Gender fluid, è stata criticata per non essere “abbastanza gay e donna” per la parte di Batwoman.

Ruby Rose è l’attrice che è stata scelta per interpretare Batwoman nello spinoff che arriverà sul piccolo schermo in autunno. Ma piovono critiche sulle scelte dei produttori, perché non sarebbe abbastanza gay e donna. Ruby Rose si è definita gender fluid, e nei panni di Batwoman sarebbe la prima supereroina omosessuale. O meglio, lesbica. Ma il problema sollevato dalle critiche, a quanto pare, non è tanto per il suo genere o per voler interpretare un personaggio LGBT. Il problema sta nel fatto che non apparirebbe gay.

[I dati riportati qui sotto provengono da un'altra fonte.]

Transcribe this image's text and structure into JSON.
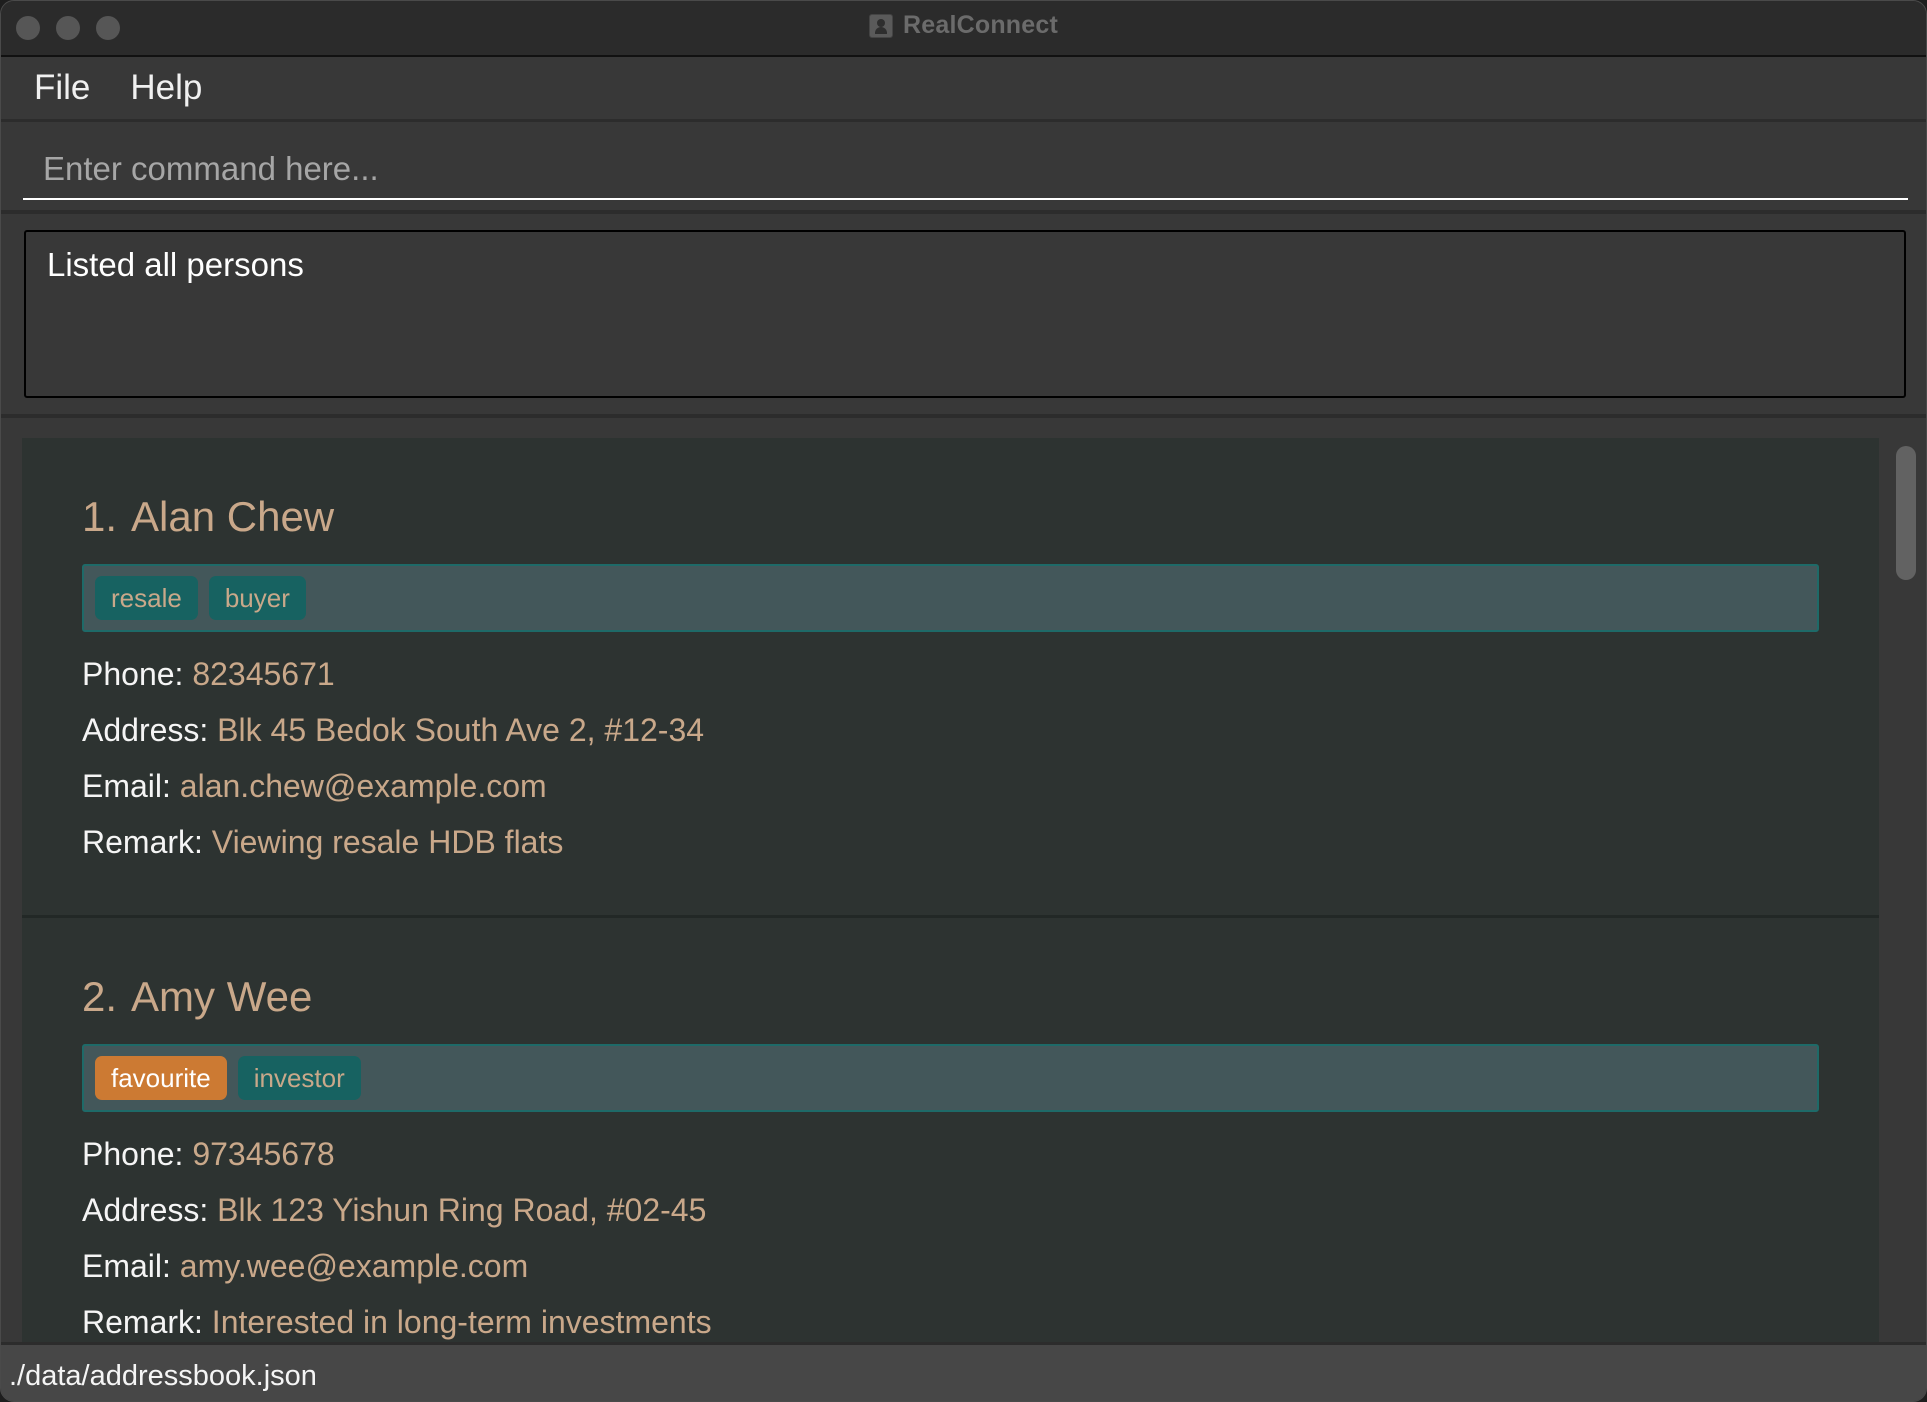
{
  "window": {
    "title": "RealConnect",
    "app_icon": "contact-book-icon"
  },
  "menu": {
    "items": [
      {
        "label": "File"
      },
      {
        "label": "Help"
      }
    ]
  },
  "command": {
    "placeholder": "Enter command here...",
    "value": ""
  },
  "result": {
    "message": "Listed all persons"
  },
  "persons": [
    {
      "index": "1.",
      "name": "Alan Chew",
      "tags": [
        {
          "label": "resale",
          "type": "normal"
        },
        {
          "label": "buyer",
          "type": "normal"
        }
      ],
      "phone_label": "Phone:",
      "phone": "82345671",
      "address_label": "Address:",
      "address": "Blk 45 Bedok South Ave 2, #12-34",
      "email_label": "Email:",
      "email": "alan.chew@example.com",
      "remark_label": "Remark:",
      "remark": "Viewing resale HDB flats"
    },
    {
      "index": "2.",
      "name": "Amy Wee",
      "tags": [
        {
          "label": "favourite",
          "type": "favourite"
        },
        {
          "label": "investor",
          "type": "normal"
        }
      ],
      "phone_label": "Phone:",
      "phone": "97345678",
      "address_label": "Address:",
      "address": "Blk 123 Yishun Ring Road, #02-45",
      "email_label": "Email:",
      "email": "amy.wee@example.com",
      "remark_label": "Remark:",
      "remark": "Interested in long-term investments"
    }
  ],
  "colors": {
    "accent_text": "#c9a88a",
    "tag_bg": "#176261",
    "favourite_tag_bg": "#cc7a33",
    "card_bg": "#2d3331"
  },
  "statusbar": {
    "path": "./data/addressbook.json"
  }
}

Insomma, non sarebbe abbastanza gay per poter interpretare bene quel ruolo. Ma non viene spiegato come dovrebbe essere un’attrice o un attore per essere abbastanza gay. Basandosi sugli stereotipi, forse? Intervistata da Entertainment Weekly, è partita dall’inizio della sua storia:

Sono arrivata negli States per fare l’attrice, e non riuscivo ad avere nemmeno un manager o un agente, quindi ho realizzato un cortometraggio basato sulla mia vita, perché avevo tempo per farlo. L’ho messo online solo per dire ‘È qualcosa che volevo fare’, ed è diventato virale, cosa che non mi aspettavo. Così ho avuto l’opportunità di fare i provini per Orange Is the New Black, perché cercavano un personaggio gender-neutral. 

Le critiche ricevute da Ruby Rose

Quando è stata selezionata per Batwoman, l’attrice ha spiegato:

Non sapevo che essere una donna gender fluid significasse che non posso essere gay perché non sono una donna – non sono considerata abbastanza gay.

Se inizialmente aveva deciso di ignorare le critiche, poi ci ha riflettuto, pensando al fatto che qualcuno potrebbe sentirsi offeso o che non lo considera giusto. Per questo motivo, il ragionamento l’ha portata a concludere che:

Se essere genderfluid significa che non posso identificarmi come donna in un qualsiasi momento, allora non posso esserlo. Forse devo creare un nuovo termine, uno che non mi limiti. Uno che mi permette di essere fluida con il mio gender, ma anche gay, perché altrimenti non so cosa sono.

Si torna quindi a parlare di etichette e, anche se non direttamente, del fatto che solo un attore omosessuale può interpretare un personaggio omosessuale. Critiche o non critiche, Ruby Rose sarà la prossima Batwoman. E vedremo se sarà “abbastanza gay”.